A.M. Best has upgraded the financial strength rating to B+ (Good) from B (Fair) and the issuer credit rating to “bbb-” from “bb+” of AXA Mansard Insurance Plc (AXA Mansard) (Nigeria), the majority-owned subsidiary of AXA S.A. (AXA). The ratings have been removed from under review with developing implications and assigned a positive outlook.
The upgrade of AXA Mansard’s ratings reflects the company’s strategic importance to AXA, through its access to the largest economy in Africa, where the company benefits from a strong competitive position, particularly within the market’s retail segment. Additionally, A.M. Best expects AXA Mansard to benefit from the alignment of its risk management capabilities to that of its majority shareholder, allowing the company to share in the expertise and utilise the risk mitigating practices of the group.
The positive outlook reflects AXA Mansard’s consistently excellent underwriting performance, as demonstrated by the five-year average non-life combined ratio of 83%. Technical results have been maintained despite the company’s rapid growth in recent years and the impact of the increasingly competitive conditions on pricing.
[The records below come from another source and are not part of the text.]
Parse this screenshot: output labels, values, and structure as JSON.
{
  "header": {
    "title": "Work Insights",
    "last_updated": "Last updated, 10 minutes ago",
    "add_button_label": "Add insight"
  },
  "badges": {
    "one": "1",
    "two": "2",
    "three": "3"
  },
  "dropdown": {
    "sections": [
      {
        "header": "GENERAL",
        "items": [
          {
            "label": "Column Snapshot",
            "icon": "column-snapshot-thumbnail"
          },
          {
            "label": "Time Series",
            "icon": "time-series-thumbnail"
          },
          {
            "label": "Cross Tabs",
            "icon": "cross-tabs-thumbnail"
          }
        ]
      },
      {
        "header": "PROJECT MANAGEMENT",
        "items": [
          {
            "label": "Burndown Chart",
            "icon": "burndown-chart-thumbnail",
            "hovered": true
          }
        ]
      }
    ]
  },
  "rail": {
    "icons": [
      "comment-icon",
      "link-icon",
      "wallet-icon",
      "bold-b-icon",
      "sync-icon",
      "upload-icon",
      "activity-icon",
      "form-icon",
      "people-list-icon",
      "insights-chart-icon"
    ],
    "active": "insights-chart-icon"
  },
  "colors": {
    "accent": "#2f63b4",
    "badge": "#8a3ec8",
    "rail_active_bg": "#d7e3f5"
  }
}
A.M. Best expects AXA Mansard’s underwriting earnings to remain strong, supported by its solid competitive position as a top five composite insurer in Nigeria, the benefit of its wide and expanding distribution network, as well as its effective risk management. However, some downside risk remains due to the weakening economic conditions of its domestic market and its impact on the operating environment. A.M. Best will continue to monitor the impact of Nigeria’s diminishing economic activity on AXA Mansard’s rating fundamentals.
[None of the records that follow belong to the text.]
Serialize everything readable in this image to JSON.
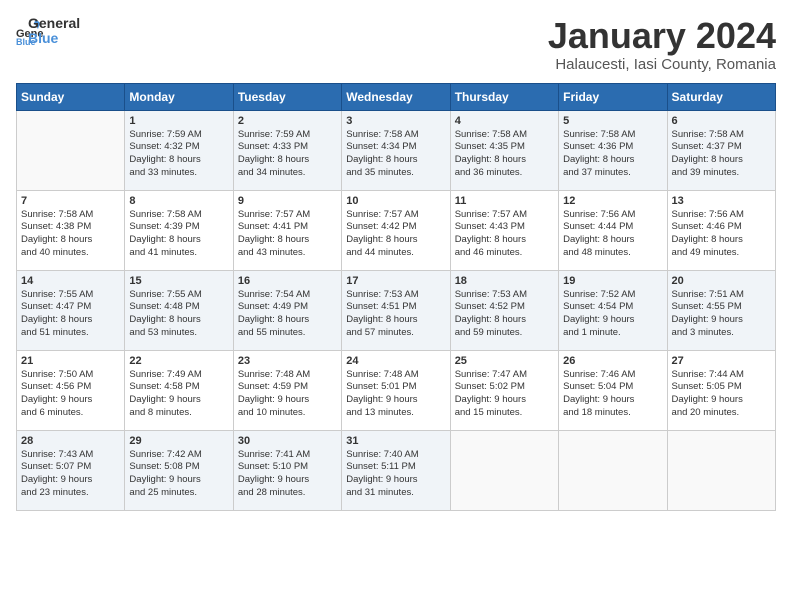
{
  "logo": {
    "text_general": "General",
    "text_blue": "Blue"
  },
  "header": {
    "month": "January 2024",
    "location": "Halaucesti, Iasi County, Romania"
  },
  "weekdays": [
    "Sunday",
    "Monday",
    "Tuesday",
    "Wednesday",
    "Thursday",
    "Friday",
    "Saturday"
  ],
  "weeks": [
    [
      {
        "day": "",
        "info": ""
      },
      {
        "day": "1",
        "info": "Sunrise: 7:59 AM\nSunset: 4:32 PM\nDaylight: 8 hours\nand 33 minutes."
      },
      {
        "day": "2",
        "info": "Sunrise: 7:59 AM\nSunset: 4:33 PM\nDaylight: 8 hours\nand 34 minutes."
      },
      {
        "day": "3",
        "info": "Sunrise: 7:58 AM\nSunset: 4:34 PM\nDaylight: 8 hours\nand 35 minutes."
      },
      {
        "day": "4",
        "info": "Sunrise: 7:58 AM\nSunset: 4:35 PM\nDaylight: 8 hours\nand 36 minutes."
      },
      {
        "day": "5",
        "info": "Sunrise: 7:58 AM\nSunset: 4:36 PM\nDaylight: 8 hours\nand 37 minutes."
      },
      {
        "day": "6",
        "info": "Sunrise: 7:58 AM\nSunset: 4:37 PM\nDaylight: 8 hours\nand 39 minutes."
      }
    ],
    [
      {
        "day": "7",
        "info": "Sunrise: 7:58 AM\nSunset: 4:38 PM\nDaylight: 8 hours\nand 40 minutes."
      },
      {
        "day": "8",
        "info": "Sunrise: 7:58 AM\nSunset: 4:39 PM\nDaylight: 8 hours\nand 41 minutes."
      },
      {
        "day": "9",
        "info": "Sunrise: 7:57 AM\nSunset: 4:41 PM\nDaylight: 8 hours\nand 43 minutes."
      },
      {
        "day": "10",
        "info": "Sunrise: 7:57 AM\nSunset: 4:42 PM\nDaylight: 8 hours\nand 44 minutes."
      },
      {
        "day": "11",
        "info": "Sunrise: 7:57 AM\nSunset: 4:43 PM\nDaylight: 8 hours\nand 46 minutes."
      },
      {
        "day": "12",
        "info": "Sunrise: 7:56 AM\nSunset: 4:44 PM\nDaylight: 8 hours\nand 48 minutes."
      },
      {
        "day": "13",
        "info": "Sunrise: 7:56 AM\nSunset: 4:46 PM\nDaylight: 8 hours\nand 49 minutes."
      }
    ],
    [
      {
        "day": "14",
        "info": "Sunrise: 7:55 AM\nSunset: 4:47 PM\nDaylight: 8 hours\nand 51 minutes."
      },
      {
        "day": "15",
        "info": "Sunrise: 7:55 AM\nSunset: 4:48 PM\nDaylight: 8 hours\nand 53 minutes."
      },
      {
        "day": "16",
        "info": "Sunrise: 7:54 AM\nSunset: 4:49 PM\nDaylight: 8 hours\nand 55 minutes."
      },
      {
        "day": "17",
        "info": "Sunrise: 7:53 AM\nSunset: 4:51 PM\nDaylight: 8 hours\nand 57 minutes."
      },
      {
        "day": "18",
        "info": "Sunrise: 7:53 AM\nSunset: 4:52 PM\nDaylight: 8 hours\nand 59 minutes."
      },
      {
        "day": "19",
        "info": "Sunrise: 7:52 AM\nSunset: 4:54 PM\nDaylight: 9 hours\nand 1 minute."
      },
      {
        "day": "20",
        "info": "Sunrise: 7:51 AM\nSunset: 4:55 PM\nDaylight: 9 hours\nand 3 minutes."
      }
    ],
    [
      {
        "day": "21",
        "info": "Sunrise: 7:50 AM\nSunset: 4:56 PM\nDaylight: 9 hours\nand 6 minutes."
      },
      {
        "day": "22",
        "info": "Sunrise: 7:49 AM\nSunset: 4:58 PM\nDaylight: 9 hours\nand 8 minutes."
      },
      {
        "day": "23",
        "info": "Sunrise: 7:48 AM\nSunset: 4:59 PM\nDaylight: 9 hours\nand 10 minutes."
      },
      {
        "day": "24",
        "info": "Sunrise: 7:48 AM\nSunset: 5:01 PM\nDaylight: 9 hours\nand 13 minutes."
      },
      {
        "day": "25",
        "info": "Sunrise: 7:47 AM\nSunset: 5:02 PM\nDaylight: 9 hours\nand 15 minutes."
      },
      {
        "day": "26",
        "info": "Sunrise: 7:46 AM\nSunset: 5:04 PM\nDaylight: 9 hours\nand 18 minutes."
      },
      {
        "day": "27",
        "info": "Sunrise: 7:44 AM\nSunset: 5:05 PM\nDaylight: 9 hours\nand 20 minutes."
      }
    ],
    [
      {
        "day": "28",
        "info": "Sunrise: 7:43 AM\nSunset: 5:07 PM\nDaylight: 9 hours\nand 23 minutes."
      },
      {
        "day": "29",
        "info": "Sunrise: 7:42 AM\nSunset: 5:08 PM\nDaylight: 9 hours\nand 25 minutes."
      },
      {
        "day": "30",
        "info": "Sunrise: 7:41 AM\nSunset: 5:10 PM\nDaylight: 9 hours\nand 28 minutes."
      },
      {
        "day": "31",
        "info": "Sunrise: 7:40 AM\nSunset: 5:11 PM\nDaylight: 9 hours\nand 31 minutes."
      },
      {
        "day": "",
        "info": ""
      },
      {
        "day": "",
        "info": ""
      },
      {
        "day": "",
        "info": ""
      }
    ]
  ]
}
A.M. Best expects AXA Mansard’s risk-adjusted capitalisation to remain at a solid level, sustained by high retained earnings and benefiting from the de-risking of its investment portfolio. In past years, AXA Mansard’s risk-adjusted capitalisation has been constrained by the relatively high level investments in unlisted equities and property. However, the company has made a concerted effort to reduce its exposure through its divestment of both asset classes. Based on unaudited accounts for the first half of 2015, AXA Mansard’s exposure to unlisted equities and property has stabilised to approximately 60% of the company’s capital and surplus base, compared with the highs of 83% in 2012.